Maven&Intellij IDEA打jar包以及创建scala project

1.Maven

1.1 Maven依赖：

进入这个网址查jar包依赖
http://mvnrepository.com/
将xml代码复制到你的pom.xml中即可。

如果有时候用的是别人的代码。
可以打开pom.xml文件，按“alt + insert”，
弹出:

点击dependency

搜索缺少的包，点击“add”。
idea中在这里配置自己的maven（maven，设置文件，本地仓库），有时候自己配置的新版本的maven会有不兼容的问题，也可以用idea自带的。

1.2 Maven 常用指令：

常用命令为：

1.mvn archetype:create ：创建 Maven 项目
2.mvn compile ：编译源代码
3.mvn clean compile：清理并编译
4.mvn test-compile ：编译测试代码
5.mvn test ： 运行应用程序中的单元测试
6.mvn site ： 生成项目相关信息的网站
7.mvn clean ：清除目标目录中的生成结果
8.mvn package ： 依据项目生成 jar 文件
9.mvn deploy：生成jar文件并上传到本地和私服仓库
10.mvn install    在本地repository中安装jar（包含mvn compile，mvn package，然后上传到本地仓库）

有时候需要把自己的包上传到本地maven作为依赖包。

如果需要在里面加入外部的jar包，需要在maven中安装。
进入maven的bin文件夹，如果配置了环境变量不在bin文件夹也可以，用指令安装该jar包，Dfile参数可以写入文件的路径，但是我试了一下失败了，cd到该文件目录下，不写路径安装就成功了。
在IDEA终端中输入：
mvn install:install-file -Dfile=xgboost4j-spark-0.7.jar -DgroupId=ml.dmlc -DartifactId=xgboost4j -Dversion=0.7 -Dpackaging=jar
mvn install:install-file -Dfile=scopt_2.10-3.3.0.jar -DgroupId=com.github.scopt -DartifactId=scopt_2.10 -Dversion=3.3.0 -Dpackaging=jar
再添加依赖就正常了
<dependency>
<groupId>com.github.scopt</groupId>
<artifactId>scopt_2.10</artifactId>
<version>3.3.0</version>
</dependency>

-Dfile：包的本地真实地址（如果在当前文件夹下，直接写名字）
-DgroupId：pom.xml中groupId
-DartifactId：pom.xml中artifactId
-Dversion：pom.xml中版本号
-Dpackaging：jar或war，包的后缀名
-Dclassifier：兄弟包的别名，也就是-Dversion值后面的字符workspace-1.1.1-SNAPSHOT-core.jar的-core，我没有用到。

第一种方法：

在本地 Repository 中安装 jar。
Dfile参数是该jar包的全路径，-DartifactId、-Dversion等属性要与pom.xml文件中的依赖属性一致：
Dfile路径最好是直接在D盘C盘这种文件夹下面，试过把文件放在桌面上，发现识别不了
-Dversion= pom.xml中的版本号
-DartifactId=pom.xml中的artifactId
-DgroupId=pom.xml中的groupId

mvn install
(mvn install:install-file -Dfile=新框架.jar -DgroupId=com. xx.xx -DartifactId=NAME -Dversion=0.0.1 -Dpackaging=jar  -DgeneratePom=true)

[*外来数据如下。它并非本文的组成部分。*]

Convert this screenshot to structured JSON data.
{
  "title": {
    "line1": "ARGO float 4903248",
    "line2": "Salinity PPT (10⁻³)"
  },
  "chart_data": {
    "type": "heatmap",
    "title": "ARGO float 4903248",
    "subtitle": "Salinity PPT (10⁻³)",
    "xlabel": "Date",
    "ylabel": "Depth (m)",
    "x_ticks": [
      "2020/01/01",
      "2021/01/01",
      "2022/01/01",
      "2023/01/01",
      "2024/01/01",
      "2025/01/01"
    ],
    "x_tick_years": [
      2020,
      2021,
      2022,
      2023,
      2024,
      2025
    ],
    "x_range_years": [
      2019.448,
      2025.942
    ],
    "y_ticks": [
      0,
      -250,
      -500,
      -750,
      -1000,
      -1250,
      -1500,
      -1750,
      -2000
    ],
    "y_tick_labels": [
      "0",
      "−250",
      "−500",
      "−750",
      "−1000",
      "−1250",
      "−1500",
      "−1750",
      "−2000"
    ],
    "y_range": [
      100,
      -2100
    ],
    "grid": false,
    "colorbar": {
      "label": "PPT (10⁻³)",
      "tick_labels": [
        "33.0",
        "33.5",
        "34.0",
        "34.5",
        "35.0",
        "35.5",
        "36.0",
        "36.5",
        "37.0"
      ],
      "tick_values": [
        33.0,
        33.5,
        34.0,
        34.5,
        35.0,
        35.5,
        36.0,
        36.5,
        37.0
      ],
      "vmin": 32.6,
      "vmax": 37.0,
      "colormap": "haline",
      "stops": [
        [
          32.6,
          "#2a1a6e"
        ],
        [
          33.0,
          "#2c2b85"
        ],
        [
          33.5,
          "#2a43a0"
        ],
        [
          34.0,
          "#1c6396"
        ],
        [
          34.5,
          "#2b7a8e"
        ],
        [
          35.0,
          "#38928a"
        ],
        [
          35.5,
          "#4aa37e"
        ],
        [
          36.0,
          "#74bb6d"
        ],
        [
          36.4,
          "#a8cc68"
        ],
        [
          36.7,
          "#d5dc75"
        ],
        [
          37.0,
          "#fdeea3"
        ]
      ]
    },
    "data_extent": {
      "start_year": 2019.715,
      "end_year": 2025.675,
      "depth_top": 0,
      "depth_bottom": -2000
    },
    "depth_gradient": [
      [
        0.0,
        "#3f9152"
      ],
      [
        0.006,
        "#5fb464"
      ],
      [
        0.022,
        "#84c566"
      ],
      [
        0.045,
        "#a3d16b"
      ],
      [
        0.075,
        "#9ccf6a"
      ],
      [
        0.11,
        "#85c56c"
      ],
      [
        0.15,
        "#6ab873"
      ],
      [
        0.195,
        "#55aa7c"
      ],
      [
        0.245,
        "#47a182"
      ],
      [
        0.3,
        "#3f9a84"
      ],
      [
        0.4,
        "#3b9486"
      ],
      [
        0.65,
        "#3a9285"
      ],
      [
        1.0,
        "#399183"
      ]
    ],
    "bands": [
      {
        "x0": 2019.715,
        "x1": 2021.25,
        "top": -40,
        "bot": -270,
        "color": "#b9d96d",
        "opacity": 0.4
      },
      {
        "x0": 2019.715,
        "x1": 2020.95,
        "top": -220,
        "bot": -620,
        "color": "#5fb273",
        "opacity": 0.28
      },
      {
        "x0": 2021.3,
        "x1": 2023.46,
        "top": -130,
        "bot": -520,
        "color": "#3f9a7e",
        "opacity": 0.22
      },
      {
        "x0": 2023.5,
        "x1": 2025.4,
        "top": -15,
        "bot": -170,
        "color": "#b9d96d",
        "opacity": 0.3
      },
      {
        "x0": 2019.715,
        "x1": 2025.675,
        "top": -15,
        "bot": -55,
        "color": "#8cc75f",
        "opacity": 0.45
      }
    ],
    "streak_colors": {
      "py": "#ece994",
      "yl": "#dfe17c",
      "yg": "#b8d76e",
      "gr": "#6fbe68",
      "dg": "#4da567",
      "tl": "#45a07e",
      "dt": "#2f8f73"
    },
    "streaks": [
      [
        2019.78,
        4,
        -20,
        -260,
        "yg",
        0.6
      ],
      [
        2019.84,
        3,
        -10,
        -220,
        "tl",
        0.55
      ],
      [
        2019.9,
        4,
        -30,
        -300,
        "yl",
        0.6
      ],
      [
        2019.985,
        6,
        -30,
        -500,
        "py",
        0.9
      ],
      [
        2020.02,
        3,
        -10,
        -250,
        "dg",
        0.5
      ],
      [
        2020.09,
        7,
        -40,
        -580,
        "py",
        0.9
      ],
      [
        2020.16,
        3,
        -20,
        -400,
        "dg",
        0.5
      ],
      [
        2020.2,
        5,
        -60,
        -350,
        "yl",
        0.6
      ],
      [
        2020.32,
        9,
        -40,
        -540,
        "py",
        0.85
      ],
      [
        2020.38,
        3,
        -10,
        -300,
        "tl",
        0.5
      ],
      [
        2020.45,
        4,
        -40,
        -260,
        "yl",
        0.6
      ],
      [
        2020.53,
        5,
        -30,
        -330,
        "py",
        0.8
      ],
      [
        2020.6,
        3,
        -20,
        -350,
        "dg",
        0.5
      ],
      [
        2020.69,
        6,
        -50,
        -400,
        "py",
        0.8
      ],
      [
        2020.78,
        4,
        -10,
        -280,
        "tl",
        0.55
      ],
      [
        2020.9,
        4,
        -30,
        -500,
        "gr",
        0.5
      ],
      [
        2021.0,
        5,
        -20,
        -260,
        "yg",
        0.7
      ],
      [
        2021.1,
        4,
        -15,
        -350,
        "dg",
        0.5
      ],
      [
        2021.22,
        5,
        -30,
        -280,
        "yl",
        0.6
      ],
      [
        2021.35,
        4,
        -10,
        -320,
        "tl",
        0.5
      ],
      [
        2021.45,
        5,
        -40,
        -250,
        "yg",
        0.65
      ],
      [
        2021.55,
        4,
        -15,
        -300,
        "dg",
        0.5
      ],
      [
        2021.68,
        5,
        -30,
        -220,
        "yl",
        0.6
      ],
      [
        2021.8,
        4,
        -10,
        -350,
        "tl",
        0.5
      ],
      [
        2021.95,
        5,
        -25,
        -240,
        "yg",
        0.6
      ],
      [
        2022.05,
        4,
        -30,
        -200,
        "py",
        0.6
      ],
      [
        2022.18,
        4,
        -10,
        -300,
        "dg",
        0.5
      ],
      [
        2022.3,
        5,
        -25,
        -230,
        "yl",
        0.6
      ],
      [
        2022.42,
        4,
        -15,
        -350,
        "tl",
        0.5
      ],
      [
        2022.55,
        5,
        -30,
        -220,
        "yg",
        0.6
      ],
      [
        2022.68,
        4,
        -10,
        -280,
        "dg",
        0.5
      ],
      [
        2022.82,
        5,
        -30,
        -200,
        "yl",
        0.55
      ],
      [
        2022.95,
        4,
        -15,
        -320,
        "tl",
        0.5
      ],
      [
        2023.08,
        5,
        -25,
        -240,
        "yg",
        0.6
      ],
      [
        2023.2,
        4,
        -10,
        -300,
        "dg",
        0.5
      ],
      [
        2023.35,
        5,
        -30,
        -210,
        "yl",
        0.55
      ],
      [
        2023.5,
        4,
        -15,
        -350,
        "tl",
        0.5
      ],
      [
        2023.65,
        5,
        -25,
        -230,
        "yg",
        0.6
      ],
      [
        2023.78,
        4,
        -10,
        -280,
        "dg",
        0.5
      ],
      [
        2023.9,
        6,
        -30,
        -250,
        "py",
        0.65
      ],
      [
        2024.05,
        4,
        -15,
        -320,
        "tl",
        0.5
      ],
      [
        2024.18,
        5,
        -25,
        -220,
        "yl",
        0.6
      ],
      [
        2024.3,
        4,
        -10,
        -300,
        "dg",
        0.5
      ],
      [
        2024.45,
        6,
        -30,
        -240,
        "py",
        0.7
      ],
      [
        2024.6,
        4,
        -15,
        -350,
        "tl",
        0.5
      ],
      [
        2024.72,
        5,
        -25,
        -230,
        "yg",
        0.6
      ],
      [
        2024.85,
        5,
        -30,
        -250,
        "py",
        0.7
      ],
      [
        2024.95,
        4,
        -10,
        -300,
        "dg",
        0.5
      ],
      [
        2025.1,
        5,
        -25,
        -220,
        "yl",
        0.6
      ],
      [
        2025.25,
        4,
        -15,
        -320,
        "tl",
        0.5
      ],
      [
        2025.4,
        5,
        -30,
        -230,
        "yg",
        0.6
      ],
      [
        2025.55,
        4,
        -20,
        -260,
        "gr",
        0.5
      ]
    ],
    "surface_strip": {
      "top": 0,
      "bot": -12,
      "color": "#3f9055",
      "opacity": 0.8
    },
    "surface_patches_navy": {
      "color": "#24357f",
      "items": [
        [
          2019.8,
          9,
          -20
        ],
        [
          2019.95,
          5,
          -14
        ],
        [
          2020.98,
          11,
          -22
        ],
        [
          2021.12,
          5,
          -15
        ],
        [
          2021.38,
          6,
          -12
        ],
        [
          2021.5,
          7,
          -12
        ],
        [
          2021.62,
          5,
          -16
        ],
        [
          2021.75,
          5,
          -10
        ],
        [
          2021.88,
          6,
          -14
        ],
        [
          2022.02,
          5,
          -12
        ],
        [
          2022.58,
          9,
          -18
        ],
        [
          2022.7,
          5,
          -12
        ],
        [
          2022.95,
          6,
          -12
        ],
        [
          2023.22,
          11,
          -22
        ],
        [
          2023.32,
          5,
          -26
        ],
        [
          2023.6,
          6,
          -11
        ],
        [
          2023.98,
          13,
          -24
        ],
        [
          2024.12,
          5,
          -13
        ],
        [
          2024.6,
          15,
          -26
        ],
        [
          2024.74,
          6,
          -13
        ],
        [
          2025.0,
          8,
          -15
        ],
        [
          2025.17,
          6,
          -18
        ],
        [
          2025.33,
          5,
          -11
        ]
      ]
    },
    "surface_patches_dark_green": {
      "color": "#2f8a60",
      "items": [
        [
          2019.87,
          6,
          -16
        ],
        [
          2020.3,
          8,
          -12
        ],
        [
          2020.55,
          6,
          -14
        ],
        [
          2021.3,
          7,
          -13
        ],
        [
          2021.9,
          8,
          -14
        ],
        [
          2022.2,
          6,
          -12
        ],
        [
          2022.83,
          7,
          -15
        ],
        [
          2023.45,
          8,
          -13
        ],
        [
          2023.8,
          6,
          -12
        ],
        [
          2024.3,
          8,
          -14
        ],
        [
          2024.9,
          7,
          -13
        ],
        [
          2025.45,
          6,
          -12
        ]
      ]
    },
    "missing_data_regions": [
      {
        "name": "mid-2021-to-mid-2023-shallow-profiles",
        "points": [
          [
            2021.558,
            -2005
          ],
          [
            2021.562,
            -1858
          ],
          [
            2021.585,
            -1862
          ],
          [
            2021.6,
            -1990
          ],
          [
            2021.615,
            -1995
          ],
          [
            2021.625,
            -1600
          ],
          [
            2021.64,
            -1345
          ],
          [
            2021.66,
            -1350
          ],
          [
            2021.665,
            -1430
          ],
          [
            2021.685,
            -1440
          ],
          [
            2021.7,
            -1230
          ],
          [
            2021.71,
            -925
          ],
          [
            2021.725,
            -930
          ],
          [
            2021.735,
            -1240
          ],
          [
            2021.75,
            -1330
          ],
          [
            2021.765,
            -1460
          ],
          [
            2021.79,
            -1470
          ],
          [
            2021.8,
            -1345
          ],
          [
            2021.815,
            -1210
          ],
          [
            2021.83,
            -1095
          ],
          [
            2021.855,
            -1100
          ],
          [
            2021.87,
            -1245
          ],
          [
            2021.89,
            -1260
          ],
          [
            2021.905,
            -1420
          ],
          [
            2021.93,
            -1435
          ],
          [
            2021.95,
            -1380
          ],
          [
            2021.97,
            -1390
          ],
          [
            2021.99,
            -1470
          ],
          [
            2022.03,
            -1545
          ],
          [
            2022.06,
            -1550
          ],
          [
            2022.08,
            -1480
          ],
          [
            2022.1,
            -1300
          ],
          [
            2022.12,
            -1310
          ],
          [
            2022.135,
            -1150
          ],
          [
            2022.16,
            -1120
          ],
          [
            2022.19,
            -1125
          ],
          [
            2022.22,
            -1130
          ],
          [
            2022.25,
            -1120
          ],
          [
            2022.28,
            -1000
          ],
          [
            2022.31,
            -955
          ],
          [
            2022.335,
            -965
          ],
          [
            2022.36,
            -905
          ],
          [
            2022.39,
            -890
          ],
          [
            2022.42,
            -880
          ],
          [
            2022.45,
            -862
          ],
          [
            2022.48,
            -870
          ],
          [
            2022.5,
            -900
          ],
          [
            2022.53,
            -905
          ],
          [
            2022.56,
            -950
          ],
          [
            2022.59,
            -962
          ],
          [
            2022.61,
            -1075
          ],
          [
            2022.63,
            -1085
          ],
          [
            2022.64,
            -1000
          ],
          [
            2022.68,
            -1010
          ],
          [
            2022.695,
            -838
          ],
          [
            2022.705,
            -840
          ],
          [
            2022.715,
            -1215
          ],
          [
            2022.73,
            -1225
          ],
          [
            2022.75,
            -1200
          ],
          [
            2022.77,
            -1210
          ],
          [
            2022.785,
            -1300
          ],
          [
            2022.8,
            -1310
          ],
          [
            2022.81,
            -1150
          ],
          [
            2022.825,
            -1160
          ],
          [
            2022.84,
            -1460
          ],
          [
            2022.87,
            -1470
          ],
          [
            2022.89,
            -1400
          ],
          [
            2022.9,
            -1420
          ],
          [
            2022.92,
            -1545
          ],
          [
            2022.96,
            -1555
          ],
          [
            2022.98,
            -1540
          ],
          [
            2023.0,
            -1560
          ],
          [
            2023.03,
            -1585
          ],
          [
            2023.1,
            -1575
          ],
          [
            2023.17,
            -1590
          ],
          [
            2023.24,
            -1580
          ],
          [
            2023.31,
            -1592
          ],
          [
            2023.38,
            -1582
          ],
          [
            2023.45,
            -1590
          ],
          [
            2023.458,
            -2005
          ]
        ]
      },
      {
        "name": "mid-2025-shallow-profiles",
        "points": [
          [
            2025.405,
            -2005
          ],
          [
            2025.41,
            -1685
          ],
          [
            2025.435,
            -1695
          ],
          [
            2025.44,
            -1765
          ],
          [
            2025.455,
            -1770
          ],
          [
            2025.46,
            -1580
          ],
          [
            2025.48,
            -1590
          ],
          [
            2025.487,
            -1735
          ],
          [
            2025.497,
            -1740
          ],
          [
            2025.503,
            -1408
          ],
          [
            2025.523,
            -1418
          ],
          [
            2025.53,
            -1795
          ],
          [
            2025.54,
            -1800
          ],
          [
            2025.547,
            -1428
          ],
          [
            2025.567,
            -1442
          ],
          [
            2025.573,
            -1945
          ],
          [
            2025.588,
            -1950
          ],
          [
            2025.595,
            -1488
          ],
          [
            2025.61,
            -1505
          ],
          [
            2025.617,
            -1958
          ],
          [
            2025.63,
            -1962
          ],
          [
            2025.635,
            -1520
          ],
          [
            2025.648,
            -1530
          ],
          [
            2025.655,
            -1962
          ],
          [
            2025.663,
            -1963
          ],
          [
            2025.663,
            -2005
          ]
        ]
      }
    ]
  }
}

mvn install:install-file -Dfile=xgboost4j-0.7.jar -DgroupId=ml.dmlc -DartifactId=xgboost4j -Dversion=0.7 -Dpackaging=jar

如果显示build success，则安装成功了，可以去maven的本地目录查看一下文件是否生成。

第二种方法

读取系统本地的jar包，改依赖中的参数即可。

    <dependency>    
      <groupId>org.jblas</groupId>     
        <artifactId>jblas</artifactId>   
          <version>1.2.3</version>     
      <scope>system</scope>
    <systemPath>${basedir}/*****.jar</systemPath>
    </dependency>

install&package&deploy的区别
package命令完成了项目编译、单元测试、打包功能。用于生成jar包。
install完成package的功能以后，同时把打好的可执行jar包布署到本地maven仓库，这样可以通过修改maven依赖来使用。
deploy完成install功能以后，同时把打好的可执行jar包布署到本地maven仓库和远程maven私服仓库。

2.用Intellij IDEA 打包jar

如果之前已经打过jar包的话，先删除META-INF文件夹下的MANIFEST.MF配置文件，才能重新生成jar包。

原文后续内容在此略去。